First off, we are breaking the first principle we learned in the SELECT * section above — we are bringing back more data than we need! If we are using INNER JOIN on our two datasets, we most likely are going to be filtering out some data — data we don't need. Joining on the SQL server first will reduce our total dataset size and make our network and disk performance more efficient.

Even if we are doing something like a LEFT or FULL OUTER join where we will be keeping all of the data from one or both of our datasets, it still benefits us to perform this join on the SQL Server. Why you ask? Because the people who built SQL Server have spent hundreds or thousands of hours performance tuning and debugging their joining algorithms. The chances that you will be able to write a more efficient join algorithm is highly unlikely.

And even if you are a programming savant, why reinvent the wheel? Unless your app needs every last microsecond of performance, just use SQL Server for what it's really good at: relational data joining.

WHERE Clauses

Let's say our dbo.User table has 50 thousand rows and our dbo.Sale table has 1 million rows. If your process is only looking for active users and sales from the past month, let's say 2 thousand rows and 22,000 rows respectively, then you are causing SQL to lookup and transfer 95% more rows than your process needs. Not only does it kill network performance, but your program layer then needs to filter out this data, doing extra work that it probably can't do as efficiently as SQL Server.

If instead I would have just added predicates to the SQL WHERE clause like Active=1 and SalesDate >= DATEADD(month, -1, GETDATE()) we would have saved both time and bandwidth.

Aggregate Functions

You know what's better than sending 10,000 rows of data over the network and then summing them up in your programming layer?

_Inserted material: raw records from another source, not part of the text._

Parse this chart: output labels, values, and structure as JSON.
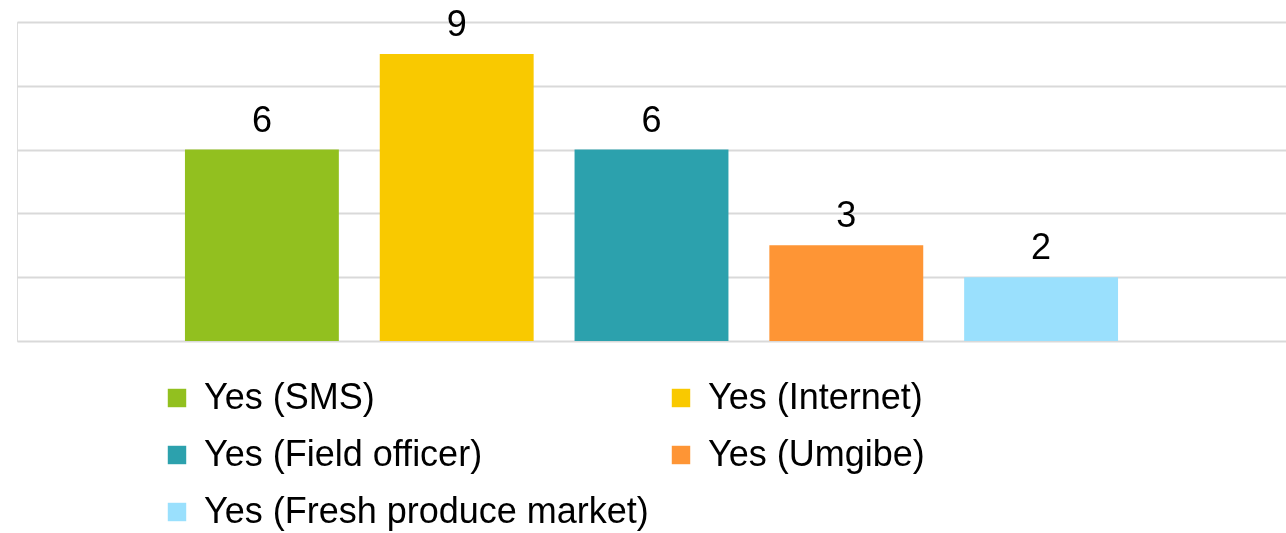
{
  "chart_data": {
    "type": "bar",
    "categories": [
      null
    ],
    "series": [
      {
        "name": "Yes (SMS)",
        "color": "#92c01f",
        "values": [
          6
        ]
      },
      {
        "name": "Yes (Internet)",
        "color": "#f9c900",
        "values": [
          9
        ]
      },
      {
        "name": "Yes (Field officer)",
        "color": "#2ca1ad",
        "values": [
          6
        ]
      },
      {
        "name": "Yes (Umgibe)",
        "color": "#fe9535",
        "values": [
          3
        ]
      },
      {
        "name": "Yes (Fresh produce market)",
        "color": "#9ae0fd",
        "values": [
          2
        ]
      }
    ],
    "ylim": [
      0,
      10
    ],
    "yticks": [
      0,
      2,
      4,
      6,
      8,
      10
    ],
    "grid": "y",
    "legend": "bottom",
    "tick_labels": false,
    "data_labels": true
  }
}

Using SQL's SUM() aggregate function to reduce those 10,000 rows to just 1 row before sending it across the network.

SQL aggregate functions take many rows of data and consolidate them down into fewer rows.

SQL's aggregate functions are also flexible enough to use the OVER() clause, allowing for windowed sets within your data — basically allowing you to be even more flexible with how you aggregate your data.

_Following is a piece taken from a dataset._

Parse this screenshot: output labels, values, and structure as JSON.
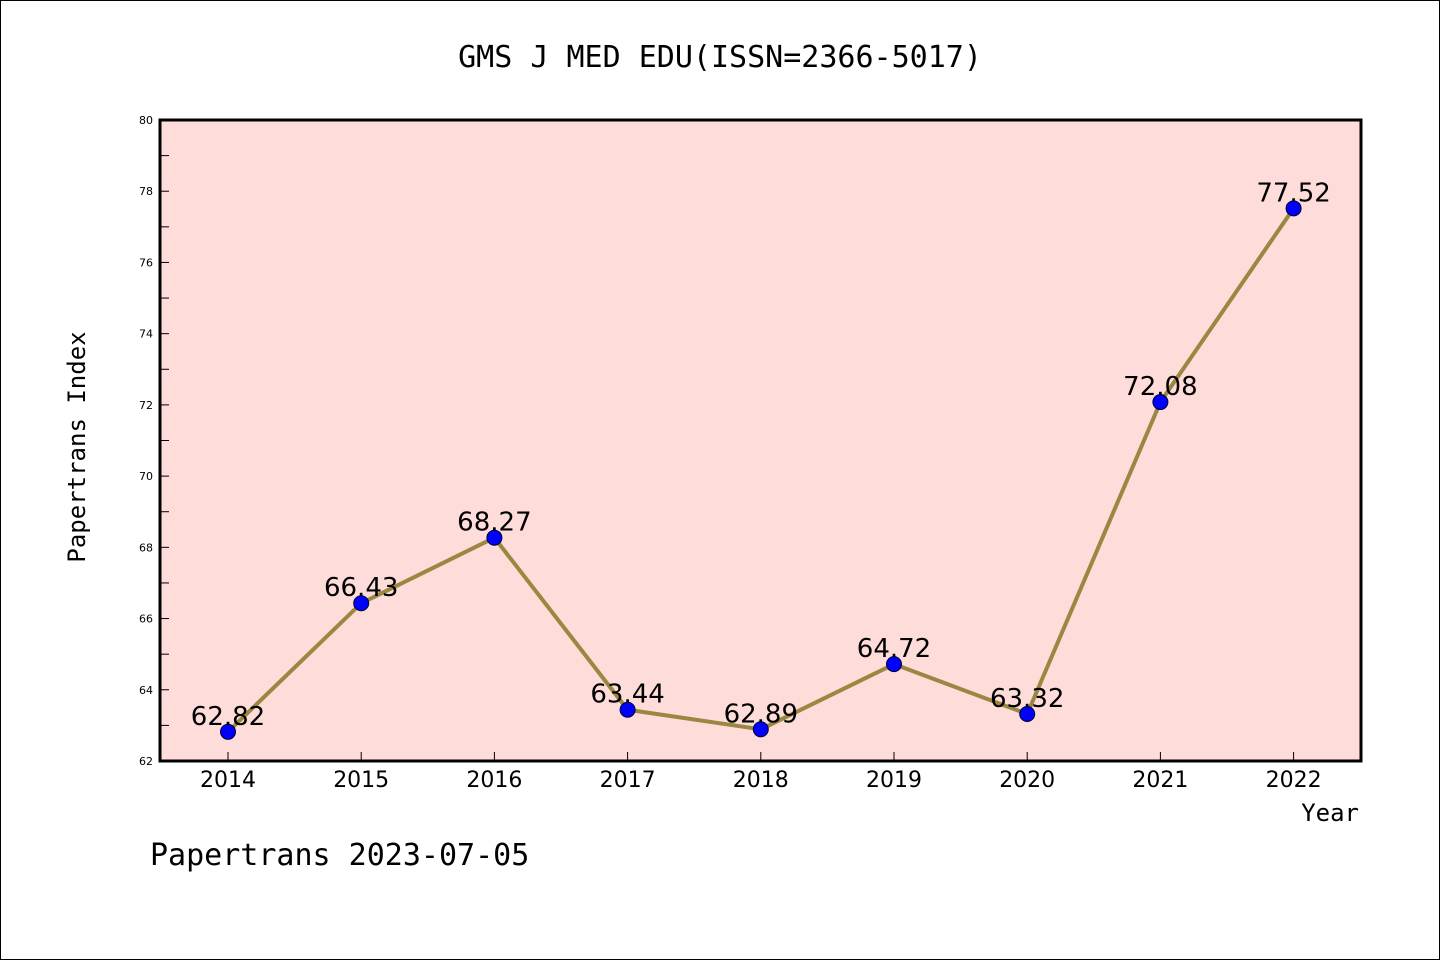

Don't wait until your application layer to summarize parts of your data — do it in your SQL query instead.

Scalar Functions

Although aggregate functions do some serious heavy lifting, scalar functions that run on each row of data aren't anything to laugh at either. Although they won't reduce the number of rows in your output, they can certainly reduce the number of columns you are outputting.

For example, say you have multiple columns of data in your dataset that ultimately need to be combined into a single output column. It's much better to use ISNULL(), COALESCE(), or CASE to combine multiple columns into a single column with logic in your SQL query so less data needs to be transferred later.

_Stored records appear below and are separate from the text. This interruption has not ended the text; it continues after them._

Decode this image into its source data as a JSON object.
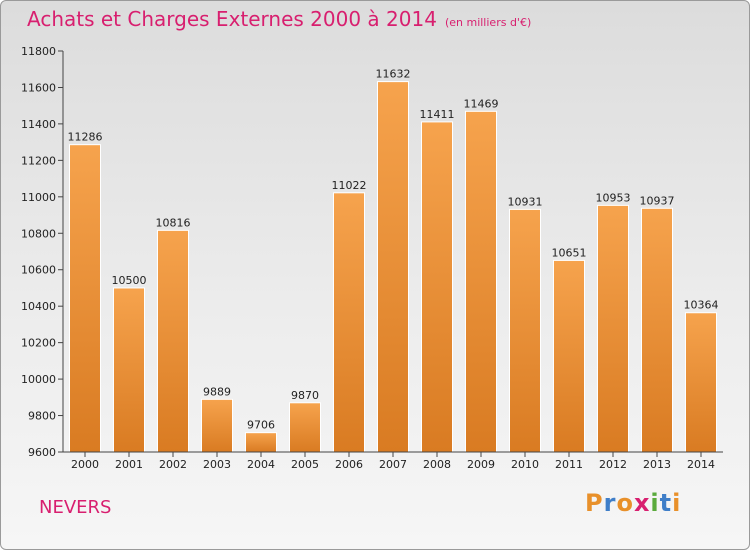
{
  "header": {
    "title": "Achats et Charges Externes 2000 à 2014",
    "unit_note": "(en milliers d'€)"
  },
  "footer": {
    "city": "NEVERS",
    "logo": "Proxiti"
  },
  "colors": {
    "title": "#d81f6f",
    "bar_light": "#f6a34d",
    "bar_dark": "#d97b22",
    "logo_letters": [
      "#e8902a",
      "#3f7ec8",
      "#e8902a",
      "#d81f6f",
      "#5aaa3c",
      "#3f7ec8",
      "#e8902a"
    ]
  },
  "chart_data": {
    "type": "bar",
    "title": "Achats et Charges Externes 2000 à 2014",
    "subtitle": "(en milliers d'€)",
    "xlabel": "",
    "ylabel": "",
    "categories": [
      "2000",
      "2001",
      "2002",
      "2003",
      "2004",
      "2005",
      "2006",
      "2007",
      "2008",
      "2009",
      "2010",
      "2011",
      "2012",
      "2013",
      "2014"
    ],
    "values": [
      11286,
      10500,
      10816,
      9889,
      9706,
      9870,
      11022,
      11632,
      11411,
      11469,
      10931,
      10651,
      10953,
      10937,
      10364
    ],
    "ylim": [
      9600,
      11800
    ],
    "yticks": [
      9600,
      9800,
      10000,
      10200,
      10400,
      10600,
      10800,
      11000,
      11200,
      11400,
      11600,
      11800
    ],
    "grid": false,
    "legend": "none"
  }
}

Once again, reducing the amount of data you are sending over the network is key to getting faster run times.

XML and JSON Functions

Last but not least, if your process is generating XML or JSON data at some point, consider generating that data on the SQL Server. Now, generating XML and JSON data won't always improve your performance — SQL Server is best at relational tasks and not large string creation — but in many cases, especially with JSON, SQL Server can outperform even the fastest .NET libraries.

If your network is your bottle neck, then it is very possible that SQL can apply complex logic and transform your data into XML or JSON faster on the SQL Server than if you needed to transfer all of that data to another location on the network and handle those transformations in another programming language.

In short: do as much work as possible in SQL

If your SQL queries could be following any of the above techniques and they're not, then fix them…today! Checking each of your queries for any of the above inefficiencies and mitigating them will probably (always test your changes) improve the performance of your applications and processes.

And then it won't feel like your process is taking forever to run.